What does the phrase “This is not a final order under Montenegro v. Diaz” mean and should we or shouldn’t we include it in our mediated settlement?

Some preliminary background

         In order to understand this case reference, we need to start with a little background in custody law.   Everything that a court does is based on legal definitions or provisions that are set out either in legislative law or case law.  When a judge considers a custody dispute at a hearing in court, they use a standard of analysis called “best interests of the child.”   This means the judge’s decision has to be based on the “best interests of the child.”  Montenegro v. Diaz is a case which was decided by the California Supreme Court which established law regarding child custody determinations.  Pursuant to the Montenegro case, as well as related custody law, “When determining the best interest of the child, relevant factors include the health, safety and welfare of the child, any history of abuse by one parent against the child or the other parent, and the nature and amount of contact with the parents.”  (Montengro v. Diaz, (2001) 26 Cal.4th 249.)

What makes an order final?

         A custody order is considered final either when a custody order is made at trial or a post-judgment custody hearing or if the parties reach a stipulated judgment and agree that their custody agreement will be a final order by including language in their agreement that is a clear, affirmative indication the parties intended such a result.

What happens if one party wants to change custody?

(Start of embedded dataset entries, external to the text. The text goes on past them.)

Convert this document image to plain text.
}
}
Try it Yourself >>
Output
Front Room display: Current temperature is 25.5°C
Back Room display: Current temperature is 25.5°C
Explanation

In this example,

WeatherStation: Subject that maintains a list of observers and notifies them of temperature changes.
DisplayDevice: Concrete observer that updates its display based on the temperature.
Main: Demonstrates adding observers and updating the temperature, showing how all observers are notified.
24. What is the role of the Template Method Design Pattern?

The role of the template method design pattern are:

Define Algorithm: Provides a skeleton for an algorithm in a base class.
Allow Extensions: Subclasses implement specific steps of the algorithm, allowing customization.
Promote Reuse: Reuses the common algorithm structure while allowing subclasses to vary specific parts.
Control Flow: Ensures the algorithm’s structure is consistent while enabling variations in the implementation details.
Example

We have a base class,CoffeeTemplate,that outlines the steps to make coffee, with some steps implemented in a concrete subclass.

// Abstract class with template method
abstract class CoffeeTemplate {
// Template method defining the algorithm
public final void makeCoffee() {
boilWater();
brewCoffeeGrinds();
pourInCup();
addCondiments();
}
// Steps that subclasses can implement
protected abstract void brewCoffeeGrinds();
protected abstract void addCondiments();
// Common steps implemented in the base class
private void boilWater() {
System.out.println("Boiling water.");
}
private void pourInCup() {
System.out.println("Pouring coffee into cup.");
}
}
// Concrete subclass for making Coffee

         Sometimes a parent will want to change the custody orders.  If the parents are unable to reach an out of court agreement regarding a potential change and the parties have to go to court for a court to hear the disagreement, how the court considers the request depends on whether the existing order is final.   According to the Montenegro case, if the existing custody order is final, the policy of the law prevents a court from making a custody change unless there have been significant changes of circumstances.  These words “change of circumstances” are key words because the court requires that the parent who wants the changed custody plan show that the circumstances that exist now are substantially changed from the time when the initial order was made.  If not, the court will not consider the request.

Does Montenegro apply if we just want to change the schedule?

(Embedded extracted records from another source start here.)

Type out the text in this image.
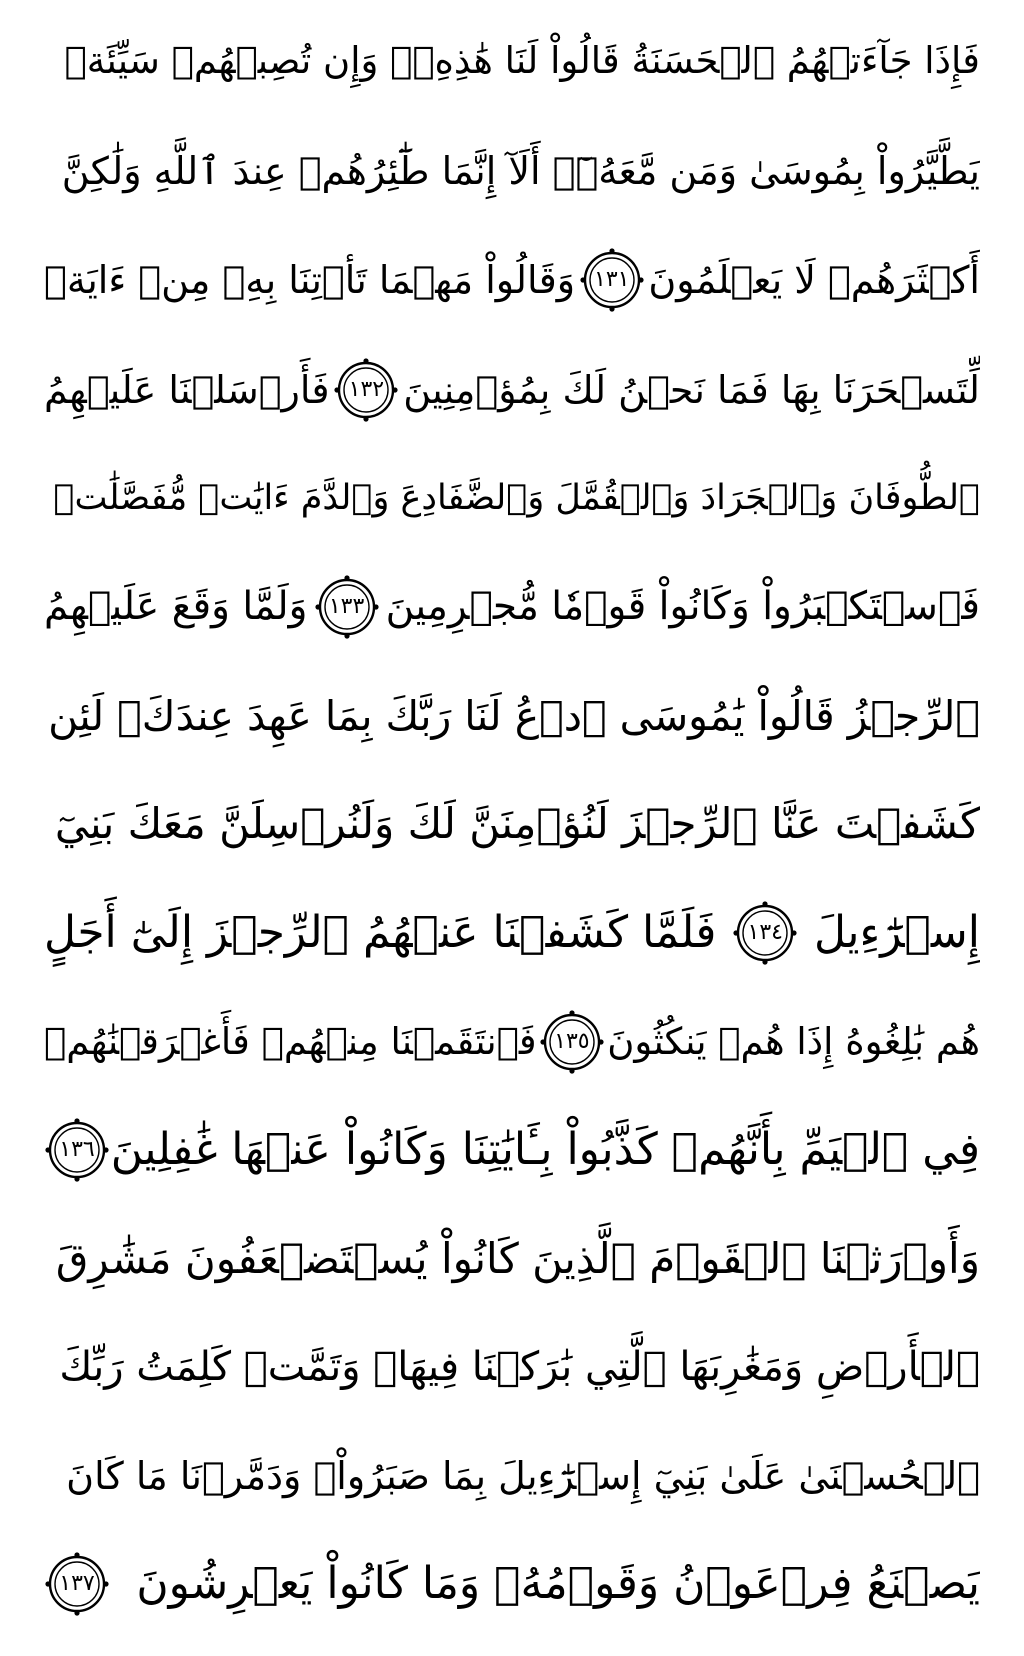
فَإِذَا جَآءَتۡهُمُ ٱلۡحَسَنَةُ قَالُواْ لَنَا هَٰذِهِۦۖ وَإِن تُصِبۡهُمۡ سَيِّئَةٞ
يَطَّيَّرُواْ بِمُوسَىٰ وَمَن مَّعَهُۥٓۗ أَلَآ إِنَّمَا طَٰٓئِرُهُمۡ عِندَ ٱللَّهِ وَلَٰكِنَّ
أَكۡثَرَهُمۡ لَا يَعۡلَمُونَ
١٣١
وَقَالُواْ مَهۡمَا تَأۡتِنَا بِهِۦ مِنۡ ءَايَةٖ
لِّتَسۡحَرَنَا بِهَا فَمَا نَحۡنُ لَكَ بِمُؤۡمِنِينَ
١٣٢
فَأَرۡسَلۡنَا عَلَيۡهِمُ
ٱلطُّوفَانَ وَٱلۡجَرَادَ وَٱلۡقُمَّلَ وَٱلضَّفَادِعَ وَٱلدَّمَ ءَايَٰتٖ مُّفَصَّلَٰتٖ
فَٱسۡتَكۡبَرُواْ وَكَانُواْ قَوۡمٗا مُّجۡرِمِينَ
١٣٣
وَلَمَّا وَقَعَ عَلَيۡهِمُ
ٱلرِّجۡزُ قَالُواْ يَٰمُوسَى ٱدۡعُ لَنَا رَبَّكَ بِمَا عَهِدَ عِندَكَۖ لَئِن
كَشَفۡتَ عَنَّا ٱلرِّجۡزَ لَنُؤۡمِنَنَّ لَكَ وَلَنُرۡسِلَنَّ مَعَكَ بَنِيٓ
إِسۡرَٰٓءِيلَ
١٣٤
فَلَمَّا كَشَفۡنَا عَنۡهُمُ ٱلرِّجۡزَ إِلَىٰٓ أَجَلٍ
هُم بَٰلِغُوهُ إِذَا هُمۡ يَنكُثُونَ
١٣٥
فَٱنتَقَمۡنَا مِنۡهُمۡ فَأَغۡرَقۡنَٰهُمۡ
فِي ٱلۡيَمِّ بِأَنَّهُمۡ كَذَّبُواْ بِـَٔايَٰتِنَا وَكَانُواْ عَنۡهَا غَٰفِلِينَ
١٣٦
وَأَوۡرَثۡنَا ٱلۡقَوۡمَ ٱلَّذِينَ كَانُواْ يُسۡتَضۡعَفُونَ مَشَٰرِقَ
ٱلۡأَرۡضِ وَمَغَٰرِبَهَا ٱلَّتِي بَٰرَكۡنَا فِيهَاۖ وَتَمَّتۡ كَلِمَتُ رَبِّكَ
ٱلۡحُسۡنَىٰ عَلَىٰ بَنِيٓ إِسۡرَٰٓءِيلَ بِمَا صَبَرُواْۖ وَدَمَّرۡنَا مَا كَانَ
يَصۡنَعُ فِرۡعَوۡنُ وَقَوۡمُهُۥ وَمَا كَانُواْ يَعۡرِشُونَ
١٣٧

         Montenegro only applies to custody determinations.  Custody refers to whether parents will have joint custody or if one parent will have sole custody and applies to either legal or physical custody.  The schedule that describes which days and times the children are with each parent is about parenting time and not about custody.    If the issues are only about parenting time, the rules of Montenegro relating to final judicial custody determinations and the application of the test of change of circumstances does not apply.

How do we decide how to address this Montenegro language?

         The issues about how to address future custody issues need to be determined between the parents.  If either parent wants to have the language that the custody order is a final order, this is an issue that should be raised during your mediation.  Questions that you have about final custody language should be discussed with your consulting attorney.